Alle geheimen Vereine verlangten Eidesleistung, machten strenge Verschwiegenheit zur Pflicht und lehrten das Bewahren von Geheimnissen. Diese Orden schüchterten die Menge ein und hielten sie unter Kontrolle; sie walteten auch als Überwachungsgesellschaften und übten Lynchjustiz. Sie waren die ersten Spione, wenn sich die Stämme im Krieg befanden, und die erste Geheimpolizei in Friedenszeiten. Das Beste war, dass sie skrupellose Könige um ihren Thron bangen ließen. Um sie zu neutralisieren, schufen die Könige ihre eigene Geheimpolizei.
Diese Gesellschaften ließen die ersten politischen Parteien entstehen. Die erste Parteienregierung war diejenige „der Starken“ gegen „die Schwachen“. In alten Zeiten erfolgte ein Verwaltungswechsel nur nach einem Bürgerkrieg – Beweis genug dafür, dass die Schwachen stark geworden waren.
Kaufleute bedienten sich dieser Bünde, um Schulden einzutreiben, und Herrscher, um Steuern einzutreiben. Die Erhebung von Steuern war ein langer Kampf. Eine ihrer frühesten Formen war der Zehnte, ein Zehntel der Jagd oder der Beutestücke. Ursprünglich wurden Steuern erhoben, um das Königshaus zu unterhalten, aber dann fand man heraus, dass ihre Eintreibung leichter fiel, wenn man sie als eine Spende für den Unterhalt des Tempeldienstes ausgab.

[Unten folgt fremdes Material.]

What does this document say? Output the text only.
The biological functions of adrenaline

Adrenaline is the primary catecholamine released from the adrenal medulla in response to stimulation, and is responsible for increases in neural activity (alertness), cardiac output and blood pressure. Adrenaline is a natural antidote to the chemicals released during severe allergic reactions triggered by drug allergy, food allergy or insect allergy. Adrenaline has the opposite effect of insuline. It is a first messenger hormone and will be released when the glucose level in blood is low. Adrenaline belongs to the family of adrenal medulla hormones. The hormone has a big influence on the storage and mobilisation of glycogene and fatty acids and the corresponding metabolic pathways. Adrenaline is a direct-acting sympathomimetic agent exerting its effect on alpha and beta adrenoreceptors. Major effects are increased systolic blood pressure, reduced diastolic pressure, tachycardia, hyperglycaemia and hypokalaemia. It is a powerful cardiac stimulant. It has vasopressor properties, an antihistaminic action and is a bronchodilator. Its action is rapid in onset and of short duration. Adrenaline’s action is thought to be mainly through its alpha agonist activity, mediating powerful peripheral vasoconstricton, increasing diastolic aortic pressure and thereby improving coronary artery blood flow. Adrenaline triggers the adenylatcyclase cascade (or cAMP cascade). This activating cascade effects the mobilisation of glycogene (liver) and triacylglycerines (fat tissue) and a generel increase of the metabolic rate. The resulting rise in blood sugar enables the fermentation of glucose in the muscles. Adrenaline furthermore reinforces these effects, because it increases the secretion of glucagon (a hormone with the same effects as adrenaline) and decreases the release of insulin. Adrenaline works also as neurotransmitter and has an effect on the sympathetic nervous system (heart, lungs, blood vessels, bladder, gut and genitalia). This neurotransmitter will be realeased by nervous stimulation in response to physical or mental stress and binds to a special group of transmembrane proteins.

Nach und nach wurden aus den Geheimgesellschaften die ersten Wohltätigkeitsorganisationen, und sie entwickelten sich danach zu den früheren religiösen Gesellschaften – den Vorläuferinnen der Kirchen. Schließlich gingen aus einigen dieser Gesellschaften stammesübergreifend die ersten internationalen Bruderschaften hervor.